As-salāmu’alaikum.”

Pintu ruang guru terbuka. Sesaat kemudian, seorang anak masuk ruangan. Laki-laki. Daffa, namanya. Cara masuknya aneh. Ia merangkak. Otomatis saya penasaran. Mengapa Daffa merangkak? Sakitkah? Atau hanya bermain? Kalau bermain, mengapa memilih di ruang guru? Bukankah ruang kelas lebih luas? Apalagi ini kan sudah jam pulang? Sebagian besar teman-temannya sudah pulang. Jadi, ruang kelas lebih leluasa untuk bermain.  

Saya tidak boleh berburuk sangka. Lebih baik bertanya langsung. 

“Kok mbrangkang, kenapa, Daf?”

Daffa tidak menjawab. Justru ia terus merangkak maju. Yang dituju meja Bu Eva. Saya amati tubuh Daffa. Barangkali saya melihat luka atau petunjuk lainnya.

Masyaallah! Ketemu.

Kedua kaki Daffa masih bersepatu. Rupanya ia masuk ruang guru tanpa melepas sepatu. Dengan merangkak dan kakinya masih bersepatu, sebetulnya Daffa menunjukkan iktikad baiknya: tidak bermaksud mengotori lantai ruang guru.

Tetapi itu tanggung. Mengapa tidak melepas sepatu sekalian? Bukankah bila demikian, ia tidak perlu bersusah payah merangkak? Bukankah berjalan wajar lebih nyaman dibanding merangkak?

Ya, memang saat itu Daffa hendak segera pulang.

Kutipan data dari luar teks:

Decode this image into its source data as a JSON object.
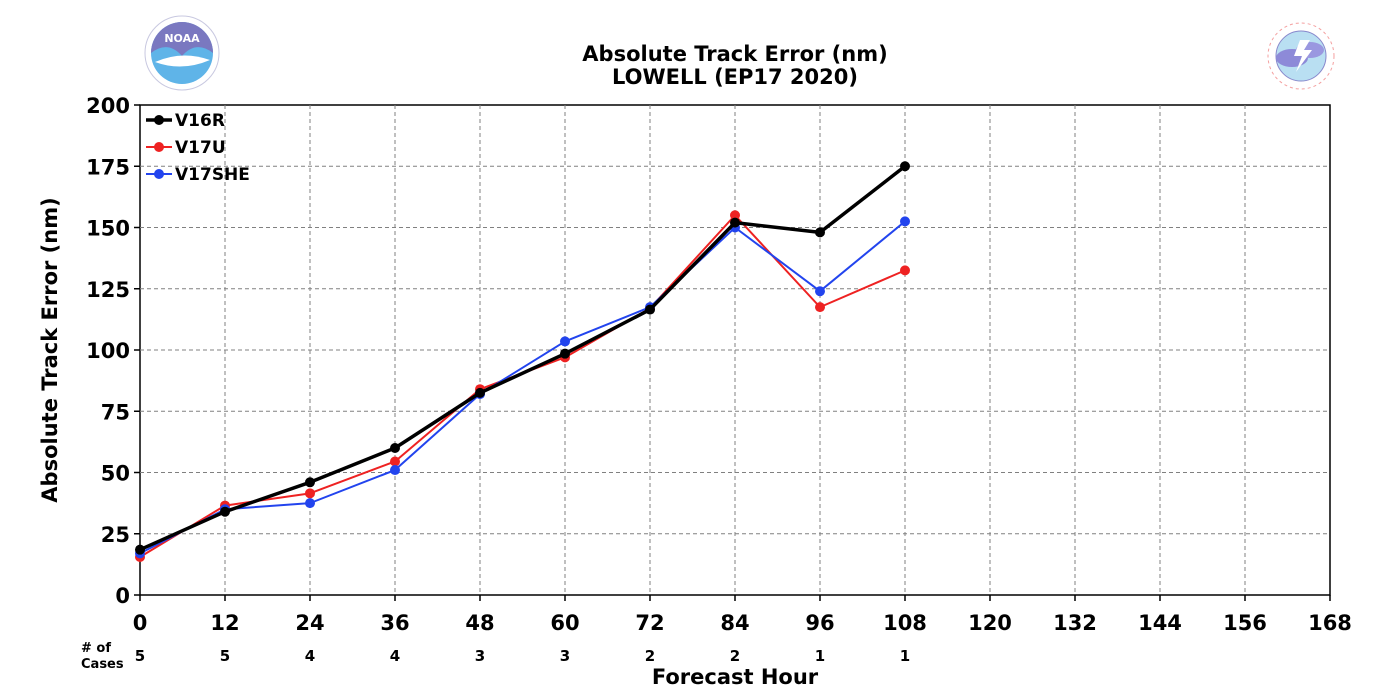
{
  "chart_data": {
    "type": "line",
    "title": "Absolute Track Error (nm)",
    "subtitle": "LOWELL (EP17 2020)",
    "xlabel": "Forecast Hour",
    "ylabel": "Absolute Track Error (nm)",
    "xlim": [
      0,
      168
    ],
    "ylim": [
      0,
      200
    ],
    "x_ticks": [
      0,
      12,
      24,
      36,
      48,
      60,
      72,
      84,
      96,
      108,
      120,
      132,
      144,
      156,
      168
    ],
    "y_ticks": [
      0,
      25,
      50,
      75,
      100,
      125,
      150,
      175,
      200
    ],
    "grid": true,
    "legend_position": "top-left",
    "series": [
      {
        "name": "V16R",
        "color": "#000000",
        "x": [
          0,
          12,
          24,
          36,
          48,
          60,
          72,
          84,
          96,
          108
        ],
        "values": [
          18.5,
          34,
          46,
          60,
          82.5,
          98.5,
          116.5,
          152,
          148,
          175
        ]
      },
      {
        "name": "V17U",
        "color": "#ee2222",
        "x": [
          0,
          12,
          24,
          36,
          48,
          60,
          72,
          84,
          96,
          108
        ],
        "values": [
          15.5,
          36.5,
          41.5,
          54.5,
          84,
          97,
          117,
          155,
          117.5,
          132.5
        ]
      },
      {
        "name": "V17SHE",
        "color": "#2244ee",
        "x": [
          0,
          12,
          24,
          36,
          48,
          60,
          72,
          84,
          96,
          108
        ],
        "values": [
          17,
          35,
          37.5,
          51,
          82,
          103.5,
          117.5,
          150,
          124,
          152.5
        ]
      }
    ],
    "cases": {
      "label_line1": "# of",
      "label_line2": "Cases",
      "x": [
        0,
        12,
        24,
        36,
        48,
        60,
        72,
        84,
        96,
        108
      ],
      "values": [
        "5",
        "5",
        "4",
        "4",
        "3",
        "3",
        "2",
        "2",
        "1",
        "1"
      ]
    }
  },
  "logos": {
    "left": {
      "name": "noaa-logo",
      "text": "NOAA"
    },
    "right": {
      "name": "nws-logo",
      "text": "NATIONAL WEATHER SERVICE"
    }
  }
}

Tetapi barangnya masih ada yang tertinggal di meja Bu Eva. Ia ingin mengambilnyaSementara, ia sudah telanjur memakai sepatu. Sekaligus ingin segera pulang. Ia pilih masuk ruang guru dengan merangkak. Tak perlu lepas sepatu. Ruang guru tidak terkotori oleh sepatunya. 

“Daf, sepatunya dilepas dulu baru masuk ruangan!” kata saya.

Daffa tetap tidak merespons. Ia terus bergerak. Bahkan sudah tiba di meja Bu Eva. Apa yang dilakukan Bu Eva terhadap Daffa? Apakah memberikan barangnya? Atau sebaliknya? 

Bu Eva meminta Daffa mengulang cara masuknya. Ia diminta masuk ruangan sebagaimana mestinya. Daffa menurut. Ia balik arah. Kembali ke luar ruangan. Sepatunya ia lepas. Ia salam dan masuk dengan berjalan wajar. Bu Eva pun memberikan barangnya. 

“Salim dulu,” ujar Bu Eva. 

Daffa mengajak salim. Bu Eva dan Daffa bersalaman. Bu Eva masih meneruskan kalimatnya, “Salim dengan yang lain juga!”

Daffa mendekat dan mengajak salim Bu Ambar, Bu Wiwik, dan terakhir saya

Alhamdulillah, Bu Eva menunjukkan konsistensinya. Di satu sisi, itu bisa jadi menyakitkan Daffa. Ia sudah bersusah payah masuk ruangan dengan merangkak. Tetapi ia masih harus mengulanginya. Berarti ia harus bolak-balik merangkak tanpa hasil. Baru setelah masuk ruangan dengan berjalan wajar, ia mendapatkan hasilnya. Namun, di sisi lain, Daffa memperoleh pelajaran dan pemahaman. Melakukan sesuatu sebagaimana mestinya berdampak baik. Jika sebaliknya, justru berdampak negatif. Dan Daffa merasakan sendiri pengalaman itu. Bukan sekadar diberitahu.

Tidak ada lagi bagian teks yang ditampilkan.